One argument often touted by sceptical thinkers and debunkers when faced with the implications of crop circle and UFO research - indeed any account of paranormal phenomenon - is that of Occam's Razor.
I thought I'd write this article to try to illustrate the thinking behind this line of attack, the origin of the phrase itself and the various flaws in it's logic.
William of Ockham (as his name was correctly spelt) was born in 1270 and belonged to the Order of Franciscans, an order of friars founded in 1209 by St. Francis of Assisi, who believed in the personal and corporate poverty of it's members. This order has survived as a missionary and charitable branch of the Roman Catholic Church to this day.
He was mainly responsible for the philosophical doctrine of nominalism (those who regard "universals" or abstract concepts as mere names without any corresponding realities) and claimed, in effect, that science is about things whereas logic, philosophy and religion are about terms or concepts (the platonic tradition).
However, his most famous legacy has been "Ockham's Razor" which states "Entia non sunt multiplicanda praeter neccessitatem", or "Entities are not to be multiplied beyond necessity". His actual words were more likely "It is vain to do with more what can be done with fewer" although it amounts to the same effect; If everything in some science can be interpreted without assuming this or that hypothetical entity, there is no ground for assuming it.
Sceptics like resorting to this line of logic because it avoids having to handle any unexplained concepts. To use a common example, namely crop circles....
To apply Ockham's Razor would be to discount the seemingly far-fetched concept that they are made by aliens or some higher intelligence and, instead, opt for the simpler solution that they are all man-made, or hoaxed.
This would seem a sensible, and logical, deduction since if I lose my car keys I automatically apply Ockham's principle and assume I've put them down somewhere I can't remember, rather than some race of aliens have teleported them away.

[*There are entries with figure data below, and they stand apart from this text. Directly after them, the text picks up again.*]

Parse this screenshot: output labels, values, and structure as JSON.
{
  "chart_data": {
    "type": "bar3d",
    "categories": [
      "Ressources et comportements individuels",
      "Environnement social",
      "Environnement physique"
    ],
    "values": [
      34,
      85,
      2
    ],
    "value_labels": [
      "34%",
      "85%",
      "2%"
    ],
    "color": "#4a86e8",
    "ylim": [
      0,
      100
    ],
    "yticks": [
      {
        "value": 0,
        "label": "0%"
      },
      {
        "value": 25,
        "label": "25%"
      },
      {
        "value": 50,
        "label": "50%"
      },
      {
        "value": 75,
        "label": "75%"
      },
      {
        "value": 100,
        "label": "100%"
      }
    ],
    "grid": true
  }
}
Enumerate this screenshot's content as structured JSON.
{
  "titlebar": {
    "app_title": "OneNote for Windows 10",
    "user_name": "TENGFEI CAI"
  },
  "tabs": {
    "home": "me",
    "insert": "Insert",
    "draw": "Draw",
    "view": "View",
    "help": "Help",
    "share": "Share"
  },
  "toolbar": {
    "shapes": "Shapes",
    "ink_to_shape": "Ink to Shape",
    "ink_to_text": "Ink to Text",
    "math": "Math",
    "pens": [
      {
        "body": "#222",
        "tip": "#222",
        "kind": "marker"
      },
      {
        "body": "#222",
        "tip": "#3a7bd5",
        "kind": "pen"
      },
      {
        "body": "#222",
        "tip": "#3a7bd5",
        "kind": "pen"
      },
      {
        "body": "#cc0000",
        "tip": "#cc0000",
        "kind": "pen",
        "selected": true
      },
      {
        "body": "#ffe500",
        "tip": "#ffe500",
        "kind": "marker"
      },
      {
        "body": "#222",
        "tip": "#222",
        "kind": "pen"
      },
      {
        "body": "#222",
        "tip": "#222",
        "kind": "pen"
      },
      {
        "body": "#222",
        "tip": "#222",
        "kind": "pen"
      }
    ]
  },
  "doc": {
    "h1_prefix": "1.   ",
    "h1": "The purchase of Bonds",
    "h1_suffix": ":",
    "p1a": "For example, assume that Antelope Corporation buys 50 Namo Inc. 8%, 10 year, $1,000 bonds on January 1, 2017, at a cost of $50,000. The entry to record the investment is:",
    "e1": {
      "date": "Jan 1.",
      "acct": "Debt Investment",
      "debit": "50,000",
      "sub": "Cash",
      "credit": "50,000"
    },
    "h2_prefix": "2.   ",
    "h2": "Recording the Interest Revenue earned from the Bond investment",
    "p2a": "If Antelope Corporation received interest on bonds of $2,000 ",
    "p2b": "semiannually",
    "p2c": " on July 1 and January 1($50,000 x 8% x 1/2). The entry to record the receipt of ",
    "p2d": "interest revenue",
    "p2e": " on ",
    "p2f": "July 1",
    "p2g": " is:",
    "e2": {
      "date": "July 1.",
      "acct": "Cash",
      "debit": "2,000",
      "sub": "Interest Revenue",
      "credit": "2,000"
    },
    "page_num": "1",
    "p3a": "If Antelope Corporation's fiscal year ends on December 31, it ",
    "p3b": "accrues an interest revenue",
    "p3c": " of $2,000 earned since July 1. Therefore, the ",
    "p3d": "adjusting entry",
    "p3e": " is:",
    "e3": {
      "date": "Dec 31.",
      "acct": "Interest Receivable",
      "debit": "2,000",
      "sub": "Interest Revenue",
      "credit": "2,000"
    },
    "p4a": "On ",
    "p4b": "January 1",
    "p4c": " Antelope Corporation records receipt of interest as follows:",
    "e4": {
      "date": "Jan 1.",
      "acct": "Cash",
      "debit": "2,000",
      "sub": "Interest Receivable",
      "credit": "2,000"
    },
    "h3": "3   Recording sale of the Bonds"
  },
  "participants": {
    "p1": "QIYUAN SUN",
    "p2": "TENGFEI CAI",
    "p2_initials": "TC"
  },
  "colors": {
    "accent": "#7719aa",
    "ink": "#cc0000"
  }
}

However, there are a couple of fundamental flaws one can find in it's application to different specific cases.
Firstly, the Razor takes no account of time or epoch when making its cuts. For example, what may sound needlessly complicated today may be simplicity itself tomorrow.
To use an analogy, consider the following example; In the middle ages, had someone demonstrated a modern-day television set one onlooker may have described the experience as spiritual, or the face of God looking out from a mystical casket. Had another onlooker described the event as a video and sound recording converted into a form of electromagnetic radiation and transmitted along a piece of bent metal and then hundreds of miles through the air and then decoded and re-formed as a sequence of electrons fired at high speed towards a phosphorus shield known as a cathode ray tube, then I'm sure they would have been dismissed as needlessly complicating matters - and probably also scolded for daring to dismiss the 'vision of God', maybe even punished for heresy.
Just because the more complicated explanation was hard to understand, not even discovered or, dare I say it, unexplained at the time doesn't mean that it should be discounted. This is what science and discovery are about. Exploring all possibilities.
Hoaxing may be the simplest explanation to come to terms with regarding crop circle origins, but should we not leave some room for exploring new research and investigations?
If, for argument's sake, aliens landed their mothership on the White House lawn or Parliament Square and proceeded to create a perfect pictogram in the grass, with hundreds of witnesses, then the hoaxing hypothesis would immediately become the more complicated one - considering that no hoaxers have managed to recreate the complex floor lays, bent nodes, perfect geometry and other aspects of the crop circle mystery - all in the dark of night, making no mistakes and not a single person ever being caught.
To apply Ockham's razor is almost arrogant, assuming that the person wielding the razor is capable of being the judge and jury as to what is the simplest explanation.
Ockham's Razor is at best a subjective comment based on an individual's interpretation of what may or may not be a simple explanation. Who is to say who decides which explanation is the simplest?
I may decide that one particular hypothesis makes more sense than another, which someone else may agree or disagree with.
I may find algebra easy to comprehend whereas another person may find it impossibly hard. Just because someone may find something difficult to comprehend shouldn't mean it should be discounted for others who don't find it a problem.
Sceptics often think that they have a monopoly on scientific thinking and that they are somehow guardians of established thought and teaching.
It is my view that Ockham's Razor itself should be cut away, allowing people to carry on open-minded research, exploring all avenues and possibilities without fear of ridicule or stepping outside the established 'world view'.